In advance of Lymphedema Awareness Day, AOTA met CMS again, joined by APTA, the Lymphedema Advocacy Group, the Alliance of Wound Care Stakeholders, and the Compression Dealers Alliance (which represents national DME suppliers). The purpose of this meeting was to address ongoing challenges and the real-world effects of CMS’s policy now that it has been in place for two years. The discussion centered on two key concerns: 1) therapy practitioners are performing the skilled work of measuring and fitting, yet all reimbursement continues to go exclusively to DMEPOS suppliers, and 2) this reimbursement framework is having a real-world impact on client access to timely, best-fit compression garments.

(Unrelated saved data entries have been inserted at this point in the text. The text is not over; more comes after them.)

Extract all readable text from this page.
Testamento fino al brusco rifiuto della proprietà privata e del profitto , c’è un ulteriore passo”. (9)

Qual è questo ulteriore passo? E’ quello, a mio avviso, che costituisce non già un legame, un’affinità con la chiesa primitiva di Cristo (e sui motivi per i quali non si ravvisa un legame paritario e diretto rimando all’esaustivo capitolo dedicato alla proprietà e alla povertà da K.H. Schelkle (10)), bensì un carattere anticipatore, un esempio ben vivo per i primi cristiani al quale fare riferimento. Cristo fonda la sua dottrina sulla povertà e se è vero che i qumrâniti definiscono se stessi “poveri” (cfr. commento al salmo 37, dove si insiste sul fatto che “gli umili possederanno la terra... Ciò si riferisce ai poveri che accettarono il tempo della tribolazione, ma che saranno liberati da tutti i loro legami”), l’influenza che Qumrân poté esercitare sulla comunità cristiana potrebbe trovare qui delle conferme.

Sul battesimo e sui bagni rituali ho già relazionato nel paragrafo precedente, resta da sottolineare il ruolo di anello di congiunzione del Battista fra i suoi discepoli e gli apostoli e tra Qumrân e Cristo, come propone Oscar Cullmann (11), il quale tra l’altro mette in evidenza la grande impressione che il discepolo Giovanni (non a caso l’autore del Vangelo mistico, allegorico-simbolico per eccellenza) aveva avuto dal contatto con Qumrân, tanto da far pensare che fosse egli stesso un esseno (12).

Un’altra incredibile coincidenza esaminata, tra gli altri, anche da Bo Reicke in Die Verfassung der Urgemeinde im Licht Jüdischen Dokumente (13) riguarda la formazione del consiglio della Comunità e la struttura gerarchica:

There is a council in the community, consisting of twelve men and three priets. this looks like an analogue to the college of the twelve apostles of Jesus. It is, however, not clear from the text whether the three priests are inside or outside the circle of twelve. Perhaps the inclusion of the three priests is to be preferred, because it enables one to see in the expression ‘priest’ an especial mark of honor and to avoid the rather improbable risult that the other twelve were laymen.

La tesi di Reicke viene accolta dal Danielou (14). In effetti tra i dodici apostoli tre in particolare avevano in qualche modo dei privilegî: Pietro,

AOTA is also working with APTA and other partners to pursue longer-term strategies to improve reimbursement policies, remove barriers to care, and ensure that Medicare beneficiaries can access the specialized expertise that occupational therapy provides.
AOTA’s ongoing commitment
The passage of the Lymphedema Treatment Act was an extraordinary achievement, but it was not the finish line. For the millions living with lymphedema and the OTPs who support them, full access and fair reimbursement remain unfinished business.
On Lymphedema Awareness Day, AOTA reaffirms its commitment to champion the role of OT in lymphedema care, to advocate for payment structures that reflect the skilled work OTPs provide, and to work to enhance client access to properly measured and fitted compression garments, both in Medicare and with other payers.